The prosecutor chose not to cross-examine me on the documents. He wanted only to show that I was a friend of Daniel Ellsberg. He held a police photo up to the jury and asked me to identify it. It was a photo taken in Boston, at the 1971 demonstration at the federal building, and showed me and Dan Ellsberg sitting together in the crowd.
“No more questions.”
There was more testimony that week. Then summations and the judge’s charge. The jury was still deliberating, days later, when the judge called it back into the courtroom. The Watergate scandals were coming to light. The Nixon administration had engaged in illegal wiretaps. In an attempt to discredit Dan Ellsberg, it had sent a team to burglarize the files of his psychiatrist. It had even sent men to beat him up when he spoke at an antiwar rally. Based on a number of such illegalities, the judge declared a mistrial. The case of the Pentagon Papers was ended.

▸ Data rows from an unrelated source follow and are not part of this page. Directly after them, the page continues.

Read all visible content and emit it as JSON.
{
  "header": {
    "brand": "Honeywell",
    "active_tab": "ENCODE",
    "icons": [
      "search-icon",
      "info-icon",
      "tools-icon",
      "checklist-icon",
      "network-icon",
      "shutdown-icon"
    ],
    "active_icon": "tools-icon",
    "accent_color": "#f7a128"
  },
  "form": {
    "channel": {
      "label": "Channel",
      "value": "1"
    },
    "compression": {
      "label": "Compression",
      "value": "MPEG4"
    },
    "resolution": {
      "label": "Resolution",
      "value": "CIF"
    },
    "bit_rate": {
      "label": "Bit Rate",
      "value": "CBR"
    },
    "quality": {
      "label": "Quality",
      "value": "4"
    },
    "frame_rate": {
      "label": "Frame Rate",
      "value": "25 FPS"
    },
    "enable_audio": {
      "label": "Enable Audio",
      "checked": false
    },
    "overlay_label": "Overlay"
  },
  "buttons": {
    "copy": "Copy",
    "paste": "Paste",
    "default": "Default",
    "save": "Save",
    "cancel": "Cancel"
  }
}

The members of the jury were interviewed afterwards, and it was clear that Dan Ellsberg and Tony Russo would not have been convicted.
In the eighties, with the Vietnam War ended, and the press pronouncing the sixties over and the antiwar movement dead, determined groups of activists still engaged in acts of civil disobedience, protesting against military aid to El Salvador and other dictatorships, against the swollen arms budget, against the immense accumulation of nuclear weapons.
As I testified in a number of these trials, I was encouraged. Where judges allowed juries to hear the full reasons for acts of civil disobedience, were willing to let witnesses get to “the heart of the matter,” juries often gave surprising verdicts.
In 1984, I testified in a trial in Burlington, Vermont, where the Winooski Forty-Four had sat in the corridor outside Senator Stafford’s office and refused to move. They were protesting his support for the military dictatorship in El Salvador.
Judge Mahady allowed me to discuss the idea of civil disobedience and to tell about its efficacy in bringing about important change in the history of the United States. He allowed testimony from two Salvadoran women whose families and friends had been murdered by government death squads. He allowed ex-CIA agent John Stockwell to tell how the CIA directed American policy in Central America in such a way as to destroy the possibilities for democracy.
The jury voted to acquit all the defendants. Later, one of the jurors said, “I was honored to be on that jury. I felt a part of history.”
No doubt the odds are against dissenters in any nation’s judicial system. But human beings are not machines, and however powerful the pressure to conform, they sometimes are so moved by what they see as injustice that they dare to declare their independence. In that historical possibility lies hope.